Even today, many who are eligible for Medicaid (or the Children’s Health Insurance Program) are not enrolled, for a variety of reasons, including:

  • Not knowing or understanding eligibility requirements
  • Negative perceptions or associations with enrollment in public programs
  • Administrative, cultural, and/or language barriers to completing the application process
  • State challenges in maintaining continuous enrollment for those who are eligible

Beginning January 1, 2014, the ACA requires states to make important changes to Medicaid, some of which will simplify the eligibility process and streamline enrollment. Specifically, the ACA eliminates the asset test requirement and establishes a new definition of income (modified adjusted gross income, or MAGI) for determining Medicaid eligibility. Furthermore, the law gives the states the option to use presumptive eligibility to enroll all individuals in Medicaid (which is only permitted for children and pregnant women today).

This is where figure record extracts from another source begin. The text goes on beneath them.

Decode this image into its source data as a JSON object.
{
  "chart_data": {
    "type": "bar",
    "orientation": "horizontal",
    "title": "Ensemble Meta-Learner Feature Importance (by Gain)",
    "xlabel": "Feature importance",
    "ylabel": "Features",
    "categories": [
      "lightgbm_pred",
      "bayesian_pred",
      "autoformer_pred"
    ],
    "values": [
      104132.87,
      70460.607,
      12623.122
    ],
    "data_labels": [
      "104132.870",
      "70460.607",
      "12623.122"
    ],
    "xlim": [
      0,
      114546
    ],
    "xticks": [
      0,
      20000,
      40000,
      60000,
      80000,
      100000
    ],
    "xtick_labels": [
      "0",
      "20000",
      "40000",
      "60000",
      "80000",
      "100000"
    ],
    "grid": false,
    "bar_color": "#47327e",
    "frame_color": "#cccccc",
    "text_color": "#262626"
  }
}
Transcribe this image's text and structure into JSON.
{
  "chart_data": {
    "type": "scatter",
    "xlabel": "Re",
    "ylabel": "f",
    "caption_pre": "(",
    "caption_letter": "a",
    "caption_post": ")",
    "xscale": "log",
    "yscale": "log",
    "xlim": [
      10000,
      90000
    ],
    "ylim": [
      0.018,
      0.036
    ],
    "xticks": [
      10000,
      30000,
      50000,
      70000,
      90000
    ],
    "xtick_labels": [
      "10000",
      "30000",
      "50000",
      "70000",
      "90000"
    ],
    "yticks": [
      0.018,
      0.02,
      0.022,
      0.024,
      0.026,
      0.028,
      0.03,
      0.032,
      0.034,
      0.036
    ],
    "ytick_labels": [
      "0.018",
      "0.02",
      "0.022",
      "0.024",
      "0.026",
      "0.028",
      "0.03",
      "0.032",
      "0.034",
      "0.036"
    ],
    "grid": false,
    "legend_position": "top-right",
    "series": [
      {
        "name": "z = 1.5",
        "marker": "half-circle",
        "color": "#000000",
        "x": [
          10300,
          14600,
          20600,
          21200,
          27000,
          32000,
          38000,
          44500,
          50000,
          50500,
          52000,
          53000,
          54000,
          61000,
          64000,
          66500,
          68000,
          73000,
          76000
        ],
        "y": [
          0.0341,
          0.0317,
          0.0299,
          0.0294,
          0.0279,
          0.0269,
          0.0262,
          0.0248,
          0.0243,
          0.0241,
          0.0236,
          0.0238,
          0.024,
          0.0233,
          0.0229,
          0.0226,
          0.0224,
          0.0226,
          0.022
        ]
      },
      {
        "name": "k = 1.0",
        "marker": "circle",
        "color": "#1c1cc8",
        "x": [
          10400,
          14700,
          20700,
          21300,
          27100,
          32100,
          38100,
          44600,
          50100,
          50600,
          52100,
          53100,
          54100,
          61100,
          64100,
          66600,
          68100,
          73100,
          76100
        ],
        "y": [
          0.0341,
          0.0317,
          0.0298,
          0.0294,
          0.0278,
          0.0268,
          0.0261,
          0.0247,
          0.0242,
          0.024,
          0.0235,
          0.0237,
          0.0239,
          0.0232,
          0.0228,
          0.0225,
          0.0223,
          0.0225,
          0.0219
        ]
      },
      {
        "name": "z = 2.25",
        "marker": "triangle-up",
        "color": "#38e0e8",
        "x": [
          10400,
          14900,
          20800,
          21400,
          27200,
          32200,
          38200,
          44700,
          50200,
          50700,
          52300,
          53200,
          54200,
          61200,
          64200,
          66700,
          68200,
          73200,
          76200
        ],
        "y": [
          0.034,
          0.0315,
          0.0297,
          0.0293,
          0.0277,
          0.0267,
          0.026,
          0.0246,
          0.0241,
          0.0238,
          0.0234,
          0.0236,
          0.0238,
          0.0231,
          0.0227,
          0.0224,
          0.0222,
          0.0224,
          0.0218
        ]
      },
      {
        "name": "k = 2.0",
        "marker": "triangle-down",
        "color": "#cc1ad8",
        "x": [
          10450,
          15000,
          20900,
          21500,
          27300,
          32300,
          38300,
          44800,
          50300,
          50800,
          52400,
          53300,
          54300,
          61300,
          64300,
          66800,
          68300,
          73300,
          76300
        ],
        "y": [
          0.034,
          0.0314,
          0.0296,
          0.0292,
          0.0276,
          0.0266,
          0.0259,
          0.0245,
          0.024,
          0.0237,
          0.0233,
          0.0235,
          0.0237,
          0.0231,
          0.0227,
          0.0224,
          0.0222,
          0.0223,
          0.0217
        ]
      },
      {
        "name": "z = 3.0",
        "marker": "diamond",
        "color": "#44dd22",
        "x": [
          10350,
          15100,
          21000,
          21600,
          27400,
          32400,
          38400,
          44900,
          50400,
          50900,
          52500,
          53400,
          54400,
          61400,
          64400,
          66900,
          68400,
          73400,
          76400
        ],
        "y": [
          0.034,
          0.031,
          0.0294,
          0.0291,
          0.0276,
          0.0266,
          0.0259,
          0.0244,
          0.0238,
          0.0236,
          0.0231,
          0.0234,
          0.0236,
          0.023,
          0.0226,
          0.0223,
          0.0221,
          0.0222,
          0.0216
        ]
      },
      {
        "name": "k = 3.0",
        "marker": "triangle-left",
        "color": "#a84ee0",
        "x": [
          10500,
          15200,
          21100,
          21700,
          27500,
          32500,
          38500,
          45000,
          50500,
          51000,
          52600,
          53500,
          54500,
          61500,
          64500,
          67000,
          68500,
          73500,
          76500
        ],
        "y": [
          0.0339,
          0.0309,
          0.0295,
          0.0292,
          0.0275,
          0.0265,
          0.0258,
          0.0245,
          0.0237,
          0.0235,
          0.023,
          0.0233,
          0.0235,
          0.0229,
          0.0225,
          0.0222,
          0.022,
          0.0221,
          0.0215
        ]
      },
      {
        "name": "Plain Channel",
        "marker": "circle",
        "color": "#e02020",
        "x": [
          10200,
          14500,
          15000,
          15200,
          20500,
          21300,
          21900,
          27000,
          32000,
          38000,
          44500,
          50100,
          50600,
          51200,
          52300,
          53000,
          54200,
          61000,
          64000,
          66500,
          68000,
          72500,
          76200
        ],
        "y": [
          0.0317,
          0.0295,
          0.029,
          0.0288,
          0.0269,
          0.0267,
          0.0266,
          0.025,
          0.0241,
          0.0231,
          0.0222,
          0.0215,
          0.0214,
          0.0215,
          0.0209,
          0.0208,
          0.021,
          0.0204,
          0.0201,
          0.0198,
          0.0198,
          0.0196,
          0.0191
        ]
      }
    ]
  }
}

While we can be certain that Medicaid eligibility will expand greatly in 2014, actual Medicaid enrollment numbers will depend on the outreach and enrollment processes used by individual states. Michigan can learn from states that have successfully expanded eligibility in public insurance programs as it develops a comprehensive strategy for reaching and enrolling those who are currently eligible and the newly eligible population in 2014.

This paper examines the structure of the Medicaid program today, describes enrollment and outreach strategies used by other states, and identifies opportunities to increase Medicaid enrollment in Michigan.